Bazı araştırmacılara göre, Hemşinliler'in ataları olduğu tahmin edilen Partlar, ilk çağlarda büyük bir devlet kurarak Doğu Anadolu ile Hazar Denizi'nin güneyine ve batısına yayılmışlardır. M.Ö. 50'li yıllardan itibaren Partlarla Romalılar arasında meydana gelen savaşlarda, bölgede yaşayan Ermeniler Partlar'ın yanında yer almış ve zamanla iki toplum kaynaşmaya başlamıştır. Daha sonraki dönemlerde birçok savaşa sahne olan Ermenistan'da Arap döneminde üçü Bagrat, biri de Ardzuruniler soyundan olmak üzere dört krallık kurulmuştur. Arapların baskısına dayanamayan Ermenilerin bir kısmı ayaklanmış ve isyan göçle sonuçlanmıştır. Ayaklanmayı başlatan ve göçü yöneten Hamam ve Şapuh Amatuni Beyleri 789-790 yılları arasında 12 bin Ermeni'yi bugünkü Hemşin topraklarına getirmiştir. Bu beyler burada bir kent kuruyor ve buraya kendi isimlerinden esinlenerek 'Hamamaşen' adını veriyorlar. Bu ad zamanla Hemşin'e dönüşüyor. Demek oluyor ki Hemşinliler, bu tarihsel senaryoya göre Arap mezaliminden kaçan Ermenilerle Partlar'ın karışımı bir halk olarak var oluyor.

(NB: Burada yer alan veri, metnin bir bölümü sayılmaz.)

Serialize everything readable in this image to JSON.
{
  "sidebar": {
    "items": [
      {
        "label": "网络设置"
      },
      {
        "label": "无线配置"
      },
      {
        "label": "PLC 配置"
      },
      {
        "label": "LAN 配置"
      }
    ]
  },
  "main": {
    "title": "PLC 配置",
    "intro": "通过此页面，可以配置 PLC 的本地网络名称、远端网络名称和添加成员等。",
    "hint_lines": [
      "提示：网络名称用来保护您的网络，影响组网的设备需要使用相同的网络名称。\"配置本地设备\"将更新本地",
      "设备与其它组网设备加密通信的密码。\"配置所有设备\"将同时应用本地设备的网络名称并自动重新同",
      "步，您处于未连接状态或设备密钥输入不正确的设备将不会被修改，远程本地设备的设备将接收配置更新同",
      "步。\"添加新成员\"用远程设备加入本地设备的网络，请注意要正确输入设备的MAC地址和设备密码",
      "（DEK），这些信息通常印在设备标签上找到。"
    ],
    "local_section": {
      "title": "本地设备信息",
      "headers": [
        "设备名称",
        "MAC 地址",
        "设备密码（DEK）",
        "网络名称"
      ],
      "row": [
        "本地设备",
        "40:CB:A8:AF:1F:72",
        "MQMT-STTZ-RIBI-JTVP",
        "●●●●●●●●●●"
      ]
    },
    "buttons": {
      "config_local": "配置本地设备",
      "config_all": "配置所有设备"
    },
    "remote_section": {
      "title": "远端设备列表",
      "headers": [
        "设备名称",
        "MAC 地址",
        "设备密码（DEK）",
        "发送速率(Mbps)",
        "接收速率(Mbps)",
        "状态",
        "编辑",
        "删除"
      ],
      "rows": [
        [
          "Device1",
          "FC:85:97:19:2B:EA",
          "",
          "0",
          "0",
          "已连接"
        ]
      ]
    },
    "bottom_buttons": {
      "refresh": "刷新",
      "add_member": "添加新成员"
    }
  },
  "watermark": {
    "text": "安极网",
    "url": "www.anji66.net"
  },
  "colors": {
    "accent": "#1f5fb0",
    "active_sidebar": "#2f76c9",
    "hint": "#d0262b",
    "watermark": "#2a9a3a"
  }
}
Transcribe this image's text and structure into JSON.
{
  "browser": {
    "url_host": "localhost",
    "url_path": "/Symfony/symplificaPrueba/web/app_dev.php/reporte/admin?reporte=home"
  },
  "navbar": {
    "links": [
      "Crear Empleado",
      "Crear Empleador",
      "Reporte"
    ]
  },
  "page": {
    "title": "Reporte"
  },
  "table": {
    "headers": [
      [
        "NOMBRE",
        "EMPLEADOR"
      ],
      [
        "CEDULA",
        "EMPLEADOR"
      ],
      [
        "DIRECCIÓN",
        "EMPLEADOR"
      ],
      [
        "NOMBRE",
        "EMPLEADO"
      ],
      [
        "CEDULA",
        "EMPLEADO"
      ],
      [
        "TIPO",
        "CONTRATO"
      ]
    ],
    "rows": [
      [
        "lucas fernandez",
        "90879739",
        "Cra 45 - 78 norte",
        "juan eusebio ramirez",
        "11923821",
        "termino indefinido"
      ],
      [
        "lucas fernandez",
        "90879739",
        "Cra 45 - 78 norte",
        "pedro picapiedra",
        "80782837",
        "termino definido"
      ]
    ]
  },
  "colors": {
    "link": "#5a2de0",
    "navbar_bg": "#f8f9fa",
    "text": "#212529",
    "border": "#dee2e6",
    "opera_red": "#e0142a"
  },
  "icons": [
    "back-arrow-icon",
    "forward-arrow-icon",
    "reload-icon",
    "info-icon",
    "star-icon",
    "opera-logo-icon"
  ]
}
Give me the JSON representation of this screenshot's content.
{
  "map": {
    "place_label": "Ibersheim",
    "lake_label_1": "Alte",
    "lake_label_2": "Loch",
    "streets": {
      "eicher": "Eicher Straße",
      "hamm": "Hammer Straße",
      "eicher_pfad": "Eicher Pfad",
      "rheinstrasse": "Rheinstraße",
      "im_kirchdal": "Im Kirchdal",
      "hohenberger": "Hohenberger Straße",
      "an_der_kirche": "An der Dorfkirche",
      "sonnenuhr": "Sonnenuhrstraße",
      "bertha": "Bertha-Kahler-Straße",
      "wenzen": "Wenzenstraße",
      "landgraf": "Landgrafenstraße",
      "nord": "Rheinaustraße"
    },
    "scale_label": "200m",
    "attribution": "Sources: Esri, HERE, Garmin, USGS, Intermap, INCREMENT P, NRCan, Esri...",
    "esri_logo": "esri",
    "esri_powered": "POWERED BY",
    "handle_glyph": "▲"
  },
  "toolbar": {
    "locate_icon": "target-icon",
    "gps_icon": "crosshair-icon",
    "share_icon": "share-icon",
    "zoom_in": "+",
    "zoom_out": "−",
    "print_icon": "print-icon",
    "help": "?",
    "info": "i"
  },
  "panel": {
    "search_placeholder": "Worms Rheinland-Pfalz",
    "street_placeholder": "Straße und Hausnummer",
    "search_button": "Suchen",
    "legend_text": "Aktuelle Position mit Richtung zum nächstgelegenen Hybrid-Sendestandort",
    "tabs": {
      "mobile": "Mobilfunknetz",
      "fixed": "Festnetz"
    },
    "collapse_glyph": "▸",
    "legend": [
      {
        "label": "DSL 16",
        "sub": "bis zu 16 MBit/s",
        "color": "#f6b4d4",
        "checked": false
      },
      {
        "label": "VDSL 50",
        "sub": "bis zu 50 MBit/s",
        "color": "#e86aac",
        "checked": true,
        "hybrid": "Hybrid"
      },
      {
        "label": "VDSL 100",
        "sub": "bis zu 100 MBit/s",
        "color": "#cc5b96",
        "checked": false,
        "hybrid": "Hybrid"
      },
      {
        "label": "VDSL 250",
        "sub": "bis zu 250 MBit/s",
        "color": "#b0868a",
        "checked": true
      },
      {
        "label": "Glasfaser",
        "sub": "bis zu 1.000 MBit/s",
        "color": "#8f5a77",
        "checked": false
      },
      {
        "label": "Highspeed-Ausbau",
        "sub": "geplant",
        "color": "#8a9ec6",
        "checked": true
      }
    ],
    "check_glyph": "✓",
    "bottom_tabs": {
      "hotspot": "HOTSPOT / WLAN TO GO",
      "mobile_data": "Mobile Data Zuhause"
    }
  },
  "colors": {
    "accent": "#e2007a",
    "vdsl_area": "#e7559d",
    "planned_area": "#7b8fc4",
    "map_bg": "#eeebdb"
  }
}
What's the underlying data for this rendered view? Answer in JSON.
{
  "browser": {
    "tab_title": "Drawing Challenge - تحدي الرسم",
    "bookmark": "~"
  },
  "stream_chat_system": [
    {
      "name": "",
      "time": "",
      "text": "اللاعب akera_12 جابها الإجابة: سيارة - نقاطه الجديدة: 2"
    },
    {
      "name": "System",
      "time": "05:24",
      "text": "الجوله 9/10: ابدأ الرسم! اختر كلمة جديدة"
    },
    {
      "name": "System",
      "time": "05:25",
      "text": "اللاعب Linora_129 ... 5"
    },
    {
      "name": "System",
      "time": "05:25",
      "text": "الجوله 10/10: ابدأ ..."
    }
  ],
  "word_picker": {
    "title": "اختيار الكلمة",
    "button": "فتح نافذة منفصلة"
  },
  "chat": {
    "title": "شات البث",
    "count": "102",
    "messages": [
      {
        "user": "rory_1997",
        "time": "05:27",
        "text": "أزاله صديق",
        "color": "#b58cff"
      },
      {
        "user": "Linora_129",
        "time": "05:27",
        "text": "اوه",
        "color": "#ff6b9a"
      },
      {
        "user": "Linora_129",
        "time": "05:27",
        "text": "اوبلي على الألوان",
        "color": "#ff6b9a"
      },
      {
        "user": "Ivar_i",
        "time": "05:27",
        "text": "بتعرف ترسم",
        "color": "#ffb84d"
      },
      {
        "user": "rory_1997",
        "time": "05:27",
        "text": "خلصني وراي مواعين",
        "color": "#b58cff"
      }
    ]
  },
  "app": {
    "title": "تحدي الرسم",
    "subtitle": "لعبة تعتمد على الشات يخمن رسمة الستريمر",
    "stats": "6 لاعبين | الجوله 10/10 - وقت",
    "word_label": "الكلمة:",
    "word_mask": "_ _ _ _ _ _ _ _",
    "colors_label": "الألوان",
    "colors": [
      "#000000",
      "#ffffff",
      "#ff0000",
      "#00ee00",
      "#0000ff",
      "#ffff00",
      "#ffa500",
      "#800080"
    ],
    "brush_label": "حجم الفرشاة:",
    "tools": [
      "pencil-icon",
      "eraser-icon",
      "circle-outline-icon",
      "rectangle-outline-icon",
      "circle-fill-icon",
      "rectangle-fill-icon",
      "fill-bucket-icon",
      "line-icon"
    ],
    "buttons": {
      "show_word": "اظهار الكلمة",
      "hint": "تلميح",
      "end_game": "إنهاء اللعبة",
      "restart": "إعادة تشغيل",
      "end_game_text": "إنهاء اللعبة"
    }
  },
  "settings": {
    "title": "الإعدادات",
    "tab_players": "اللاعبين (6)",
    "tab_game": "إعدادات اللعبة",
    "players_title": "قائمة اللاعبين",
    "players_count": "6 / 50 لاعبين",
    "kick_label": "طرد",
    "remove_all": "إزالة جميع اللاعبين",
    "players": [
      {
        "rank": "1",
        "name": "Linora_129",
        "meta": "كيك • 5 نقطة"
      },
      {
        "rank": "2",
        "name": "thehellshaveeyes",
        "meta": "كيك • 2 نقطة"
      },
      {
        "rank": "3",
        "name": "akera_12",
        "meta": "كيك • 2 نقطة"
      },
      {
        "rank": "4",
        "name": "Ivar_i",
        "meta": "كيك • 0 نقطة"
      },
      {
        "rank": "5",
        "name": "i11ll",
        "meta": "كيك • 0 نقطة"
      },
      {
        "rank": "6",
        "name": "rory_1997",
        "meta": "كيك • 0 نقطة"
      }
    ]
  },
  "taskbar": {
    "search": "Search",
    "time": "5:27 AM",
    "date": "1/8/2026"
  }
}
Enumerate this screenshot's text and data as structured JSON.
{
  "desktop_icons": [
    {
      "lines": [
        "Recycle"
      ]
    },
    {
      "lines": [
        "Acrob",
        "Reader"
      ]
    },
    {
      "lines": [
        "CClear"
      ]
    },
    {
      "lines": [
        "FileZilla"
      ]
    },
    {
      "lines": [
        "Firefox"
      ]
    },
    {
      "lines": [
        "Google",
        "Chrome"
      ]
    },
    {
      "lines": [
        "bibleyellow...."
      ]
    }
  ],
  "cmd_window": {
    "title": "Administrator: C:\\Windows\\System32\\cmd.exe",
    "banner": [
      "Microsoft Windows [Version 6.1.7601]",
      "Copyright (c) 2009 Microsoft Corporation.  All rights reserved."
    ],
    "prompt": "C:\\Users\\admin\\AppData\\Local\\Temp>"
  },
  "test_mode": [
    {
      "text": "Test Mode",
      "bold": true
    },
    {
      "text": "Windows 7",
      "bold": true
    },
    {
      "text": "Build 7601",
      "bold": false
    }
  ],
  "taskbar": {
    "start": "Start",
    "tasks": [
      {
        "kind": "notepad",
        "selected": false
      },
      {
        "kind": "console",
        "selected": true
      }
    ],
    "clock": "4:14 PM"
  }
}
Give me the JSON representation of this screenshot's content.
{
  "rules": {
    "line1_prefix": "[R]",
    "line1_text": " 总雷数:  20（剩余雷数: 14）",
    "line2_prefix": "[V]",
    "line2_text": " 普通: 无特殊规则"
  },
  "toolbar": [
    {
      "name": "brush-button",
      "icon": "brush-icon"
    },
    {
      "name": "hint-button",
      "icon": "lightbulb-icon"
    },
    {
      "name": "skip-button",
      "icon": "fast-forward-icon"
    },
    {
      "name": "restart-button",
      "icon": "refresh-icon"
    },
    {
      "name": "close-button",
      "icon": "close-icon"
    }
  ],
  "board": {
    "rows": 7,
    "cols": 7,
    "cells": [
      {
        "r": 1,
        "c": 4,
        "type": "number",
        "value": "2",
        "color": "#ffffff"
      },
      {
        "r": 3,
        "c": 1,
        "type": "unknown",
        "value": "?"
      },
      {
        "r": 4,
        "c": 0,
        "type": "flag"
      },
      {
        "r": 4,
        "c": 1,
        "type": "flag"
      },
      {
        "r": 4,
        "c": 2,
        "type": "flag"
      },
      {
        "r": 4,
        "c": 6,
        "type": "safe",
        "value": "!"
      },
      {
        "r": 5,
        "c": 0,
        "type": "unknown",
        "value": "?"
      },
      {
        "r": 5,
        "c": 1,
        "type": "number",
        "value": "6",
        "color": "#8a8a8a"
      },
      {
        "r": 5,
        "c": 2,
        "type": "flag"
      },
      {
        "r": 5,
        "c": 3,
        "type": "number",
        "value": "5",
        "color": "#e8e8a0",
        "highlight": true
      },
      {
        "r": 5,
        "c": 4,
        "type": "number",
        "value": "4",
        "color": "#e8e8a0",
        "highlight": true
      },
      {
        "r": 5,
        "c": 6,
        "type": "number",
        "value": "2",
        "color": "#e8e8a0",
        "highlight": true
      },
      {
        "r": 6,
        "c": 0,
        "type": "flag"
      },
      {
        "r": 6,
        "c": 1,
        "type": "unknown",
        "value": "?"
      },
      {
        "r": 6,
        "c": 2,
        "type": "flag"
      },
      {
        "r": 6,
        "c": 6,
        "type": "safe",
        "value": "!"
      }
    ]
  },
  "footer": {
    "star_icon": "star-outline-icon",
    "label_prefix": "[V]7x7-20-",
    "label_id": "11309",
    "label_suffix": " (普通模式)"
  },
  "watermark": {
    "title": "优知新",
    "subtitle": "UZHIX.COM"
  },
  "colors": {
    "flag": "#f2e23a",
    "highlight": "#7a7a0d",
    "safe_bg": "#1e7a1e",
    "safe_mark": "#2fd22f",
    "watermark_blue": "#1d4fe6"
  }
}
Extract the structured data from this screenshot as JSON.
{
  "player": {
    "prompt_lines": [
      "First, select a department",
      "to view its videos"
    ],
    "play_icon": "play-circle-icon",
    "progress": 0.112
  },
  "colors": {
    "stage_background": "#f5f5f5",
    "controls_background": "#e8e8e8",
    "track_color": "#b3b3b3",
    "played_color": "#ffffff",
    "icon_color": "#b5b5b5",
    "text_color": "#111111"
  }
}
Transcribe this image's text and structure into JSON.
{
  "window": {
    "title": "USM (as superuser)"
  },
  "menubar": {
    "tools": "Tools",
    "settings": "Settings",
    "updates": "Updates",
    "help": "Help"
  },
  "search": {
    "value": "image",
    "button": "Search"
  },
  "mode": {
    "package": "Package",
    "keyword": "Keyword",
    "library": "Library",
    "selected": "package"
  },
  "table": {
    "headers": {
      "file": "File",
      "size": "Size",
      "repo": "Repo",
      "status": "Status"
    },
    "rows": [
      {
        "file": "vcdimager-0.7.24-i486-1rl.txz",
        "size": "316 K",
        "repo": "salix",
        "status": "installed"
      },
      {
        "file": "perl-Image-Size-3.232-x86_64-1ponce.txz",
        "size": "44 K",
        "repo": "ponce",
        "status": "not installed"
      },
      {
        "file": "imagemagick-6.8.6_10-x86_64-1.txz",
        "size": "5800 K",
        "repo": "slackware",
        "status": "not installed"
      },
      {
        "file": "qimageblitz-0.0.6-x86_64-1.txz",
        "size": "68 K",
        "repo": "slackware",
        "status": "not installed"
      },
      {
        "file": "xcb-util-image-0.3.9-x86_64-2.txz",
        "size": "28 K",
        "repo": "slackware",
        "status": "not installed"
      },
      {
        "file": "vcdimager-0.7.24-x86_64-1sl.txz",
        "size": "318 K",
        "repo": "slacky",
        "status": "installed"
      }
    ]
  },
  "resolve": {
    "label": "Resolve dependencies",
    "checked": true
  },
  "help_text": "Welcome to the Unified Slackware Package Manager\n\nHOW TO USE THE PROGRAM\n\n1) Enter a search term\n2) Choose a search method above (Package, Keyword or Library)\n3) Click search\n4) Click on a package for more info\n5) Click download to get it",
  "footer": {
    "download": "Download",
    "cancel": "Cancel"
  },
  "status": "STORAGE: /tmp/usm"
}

Diğer bazı araştırmacılara göre ise; Roma İmparatorluğu'nun çökmesiyle bölgede yalnız kalan Hemşinliler İran'ın kuzeyinden bugünkü Hemşin Yaylası'na göç etmişler. Sahilden uzak durup, yükseklerdeki Ermeni köyleriyle ilişki kurmuşlar. Güçlü rivayetlere göre Hemşinliler Hazar Denizi ve İran arasındaki dağlık arazide yaşıyorlarmış. Romalı'lar ile İranlı Mecusiler arasındaki savaşta, Hemşinliler, Romalı'ları desteklemişler. Sonraki yıllar Roma'nın çöküşü ile birlikte bu bölgeden kuzeye doğru göç ederek, Kars üstünden Çoruh Vadisine, oradan da Hödeçür Barhal Vadilerinden Kaçkar Dağları'nın kuzeyine geçmişler. Sahile inmeden buradaki yüksek vadilerde birbirine bağlı yurtlar kurmuşlar. Ana yerleşim yeri Rize tarafında Çamlıhemşin. Fırtına Vadisi'nin önemli kollarından biri Kalederesi olsa da Pazar, Zuğa, Hemşin, Çayeli, Büyükdere'nin başındaki İncesu, Fındıklı, Aslan Dere üstündeki Zamos, Artvin tarafında Barhal Çayı üstü, Altıparmak ve Hevek onlara terk ettikleri coğrafyayı aratmamış. Kıyı bölgeleri yerine yörenin yüksek kesimlerindeki o zamanlar Ermeni köyü olan Elevit, Hödeçür, Marbudam gibi köylerle birçok alanda işbirliği sağlamışlar ve Ermeni ya da Hemşinliler'in dediği gibi Hay'lara hayvancılığı deri ve dokuma işçiliğini öğretirken onlardan demircilik ve taş ustalığı konusunda deneyimler kazanmışlar. Hemşinlilerin geçmişini Ermeniler'e dayandırmalarının temelinde geçmişteki bu işbirliğinin payı vardır. Günümüzde bile geçmişin bu iyi komşuluk ilişkilerinin hikayeleri anlatılır. Geçmiş yıllarda Ruslar'la birlik olan ve Erzurum civarında büyük katliam yapan Ermeni komitacıları kışın Hödeçuru basarlar, komiteciler buradaki Hemşinliler'in zarar görmeyeceğini belirtir ve isteyenin köyü terk edebileceğini söylerler, gitmek isteyenlerin sırtlarına beyaz bezler yapıştırarak köyden gönderirler, ancak mevsim kıştır. Kaçkar Dağları bu mevsimde geçit vermemektedir, arkadaki Hemşin'e gitmenin tek yolu Çoruh Vadisi'ne inip sahilden Hemşin'e geçmektir, onlar da böyle yaparlar, fakat Çoruh Nehri'nin karşısında mevzilenen Rus askerleri gidenleri bu beyaz bezden vurmaya başlarlar bunun üstüne Hemşinlilerden biri, kar-kış demeden üç bin metre yüksekteki Haçivanak Geçidi'ni aşarak, Elevit Köyü'ne geçer, Ermeniler'den yardım ister. Ermeniler de Hemşinlilere yardım ederek katliama engel olurlar.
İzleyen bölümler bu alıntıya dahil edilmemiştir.